In an interview with Sticks For Stones, Ian said that Anselmo should be forgiven for his actions "if he proves that he deserves to be. Just asking to be forgiven doesn't mean you should be forgiven. And I've had a running dialogue with Phil since this happened. It's not like I just posted something online without actually speaking to my friend. I've been having a dialogue back and forth with him. 'Cause if I didn't care, I wouldn't have contacted him at all. But I cared. Phil, I've known the dude almost thirty years. He's like a brother; he's family. And when someone in your family has a problem, you discuss it and you try and find a solution."

He continued: "My attitude towards the whole thing was, to me, silence is complicity. If you don't say something about something like this, then you're condoning it, and I can't condone that in any way, shape or form. It's not okay in any world, let alone the metal world, to do these kind of things in any type of context, because words are too powerful, especially Phil Anselmo's words, because there's too many impressionable people out there who listen to every fucking thing that he says. So, you know, bottom line is he needs to prove that he should be forgiven, and the only thing that will prove that is his actions. And I am, of course, willing to give him the opportunity to prove that, because, like I said, he's like my brother. So I didn't write him off. I talked to him about it, and I have every hope inside of my heart that he will prove to the world that he is not this person."

Ian went on to reiterate the fact that he wants to see Anselmo learn from the incident and realize the error of his ways.

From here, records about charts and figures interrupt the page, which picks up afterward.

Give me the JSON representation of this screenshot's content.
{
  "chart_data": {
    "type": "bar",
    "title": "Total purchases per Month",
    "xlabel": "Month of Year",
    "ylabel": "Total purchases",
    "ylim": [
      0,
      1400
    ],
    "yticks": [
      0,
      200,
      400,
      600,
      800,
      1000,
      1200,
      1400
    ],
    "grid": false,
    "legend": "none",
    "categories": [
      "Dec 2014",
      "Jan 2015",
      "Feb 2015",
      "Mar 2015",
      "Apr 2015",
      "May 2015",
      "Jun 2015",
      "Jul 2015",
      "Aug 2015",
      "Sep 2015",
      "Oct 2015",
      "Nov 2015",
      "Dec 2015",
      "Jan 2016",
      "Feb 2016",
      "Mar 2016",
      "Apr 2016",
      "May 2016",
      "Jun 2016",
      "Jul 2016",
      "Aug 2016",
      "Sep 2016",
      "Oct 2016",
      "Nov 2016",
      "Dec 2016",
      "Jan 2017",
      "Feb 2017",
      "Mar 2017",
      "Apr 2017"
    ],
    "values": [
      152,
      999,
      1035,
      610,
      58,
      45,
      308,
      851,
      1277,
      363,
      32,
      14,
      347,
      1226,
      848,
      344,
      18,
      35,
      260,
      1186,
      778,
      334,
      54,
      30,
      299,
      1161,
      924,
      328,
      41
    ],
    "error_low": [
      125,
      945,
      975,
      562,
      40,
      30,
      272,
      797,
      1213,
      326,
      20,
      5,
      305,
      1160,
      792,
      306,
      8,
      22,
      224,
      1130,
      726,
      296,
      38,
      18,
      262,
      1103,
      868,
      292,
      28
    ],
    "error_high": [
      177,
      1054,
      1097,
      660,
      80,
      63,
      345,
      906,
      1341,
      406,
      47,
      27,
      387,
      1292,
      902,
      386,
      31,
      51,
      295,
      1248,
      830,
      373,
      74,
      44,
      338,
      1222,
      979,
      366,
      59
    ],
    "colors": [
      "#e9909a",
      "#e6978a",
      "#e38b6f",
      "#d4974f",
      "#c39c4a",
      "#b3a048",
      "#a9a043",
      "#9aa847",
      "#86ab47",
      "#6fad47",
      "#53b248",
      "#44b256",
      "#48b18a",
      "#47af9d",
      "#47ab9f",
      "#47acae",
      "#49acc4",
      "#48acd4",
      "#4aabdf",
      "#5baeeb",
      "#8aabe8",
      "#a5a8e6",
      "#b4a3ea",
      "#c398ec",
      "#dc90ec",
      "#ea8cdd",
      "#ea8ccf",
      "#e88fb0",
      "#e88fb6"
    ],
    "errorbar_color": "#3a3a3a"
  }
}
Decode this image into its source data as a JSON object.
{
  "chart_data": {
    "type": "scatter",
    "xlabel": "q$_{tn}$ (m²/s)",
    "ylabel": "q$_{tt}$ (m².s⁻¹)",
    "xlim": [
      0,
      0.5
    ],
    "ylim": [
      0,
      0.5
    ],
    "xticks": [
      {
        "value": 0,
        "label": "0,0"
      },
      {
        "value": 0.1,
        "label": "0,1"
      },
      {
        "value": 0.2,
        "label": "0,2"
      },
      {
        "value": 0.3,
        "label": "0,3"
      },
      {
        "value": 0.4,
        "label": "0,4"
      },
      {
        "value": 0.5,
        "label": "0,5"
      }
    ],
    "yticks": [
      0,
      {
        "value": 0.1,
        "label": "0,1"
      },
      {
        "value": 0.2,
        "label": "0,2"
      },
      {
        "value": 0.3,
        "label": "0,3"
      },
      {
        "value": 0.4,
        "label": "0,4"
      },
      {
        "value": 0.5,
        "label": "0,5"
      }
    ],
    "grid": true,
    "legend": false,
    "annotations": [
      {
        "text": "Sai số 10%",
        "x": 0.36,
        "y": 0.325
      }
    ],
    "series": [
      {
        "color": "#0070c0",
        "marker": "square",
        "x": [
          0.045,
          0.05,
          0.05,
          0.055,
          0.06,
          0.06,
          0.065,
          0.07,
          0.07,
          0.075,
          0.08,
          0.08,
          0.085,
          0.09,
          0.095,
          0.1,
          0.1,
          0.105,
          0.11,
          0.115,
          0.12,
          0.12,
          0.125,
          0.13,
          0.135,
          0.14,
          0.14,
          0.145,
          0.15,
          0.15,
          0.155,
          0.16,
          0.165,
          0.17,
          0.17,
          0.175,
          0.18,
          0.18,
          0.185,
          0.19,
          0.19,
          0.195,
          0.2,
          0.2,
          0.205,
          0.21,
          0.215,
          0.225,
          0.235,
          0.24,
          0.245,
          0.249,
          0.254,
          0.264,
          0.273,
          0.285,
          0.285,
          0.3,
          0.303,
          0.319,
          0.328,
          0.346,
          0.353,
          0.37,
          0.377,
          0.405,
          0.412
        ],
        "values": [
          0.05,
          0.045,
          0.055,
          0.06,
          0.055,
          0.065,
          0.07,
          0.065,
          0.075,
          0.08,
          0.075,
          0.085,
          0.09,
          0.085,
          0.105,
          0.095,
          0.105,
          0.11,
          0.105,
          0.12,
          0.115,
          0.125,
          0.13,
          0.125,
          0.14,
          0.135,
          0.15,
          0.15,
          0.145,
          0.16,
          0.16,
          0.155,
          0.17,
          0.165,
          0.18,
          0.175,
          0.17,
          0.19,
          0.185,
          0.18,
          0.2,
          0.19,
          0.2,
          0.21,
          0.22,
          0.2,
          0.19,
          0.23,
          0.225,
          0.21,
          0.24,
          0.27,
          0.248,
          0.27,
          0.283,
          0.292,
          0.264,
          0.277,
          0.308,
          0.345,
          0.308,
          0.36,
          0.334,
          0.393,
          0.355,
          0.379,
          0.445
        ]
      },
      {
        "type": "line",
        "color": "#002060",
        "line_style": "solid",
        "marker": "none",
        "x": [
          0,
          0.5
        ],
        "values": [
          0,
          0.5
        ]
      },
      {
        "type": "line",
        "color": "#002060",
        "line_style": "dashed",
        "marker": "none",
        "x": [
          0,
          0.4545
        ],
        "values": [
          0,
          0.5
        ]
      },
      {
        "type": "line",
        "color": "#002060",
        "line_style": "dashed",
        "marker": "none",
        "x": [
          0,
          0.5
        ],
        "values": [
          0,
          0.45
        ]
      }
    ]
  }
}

"The fact is he made his mistake in front of the world," Scott said. "You just need to be smarter than that — bottom line, you know. I mean, words have power, and that's what people need to understand. Not everybody understands your context. Not everybody sees everything you're gonna say about it. Some people will only see what you did and think that's okay. And that's the truth, because in the aftermath of the whole thing, and after I posted what I posted, I couldn't believe some of the ignorance coming back my way. Possibly the stupidest thing that I saw was someone saying to me, 'Well, why would you want him to donate money to the Simon Wiesenthal Center? That's a Jewish thing.' Sorry, to quote, 'That's a Jew thing, and 'white power' has nothing to do with Jews.' So that just shows you the ignorance out there. So, you know, people need to be educated. That's the bottom line here. People just really need to fucking learn a little bit, and I hope good will come out of this in some way, shape or form. Because it can't be accepted anywhere — not just the metal community, but anywhere in the world, it's unacceptable."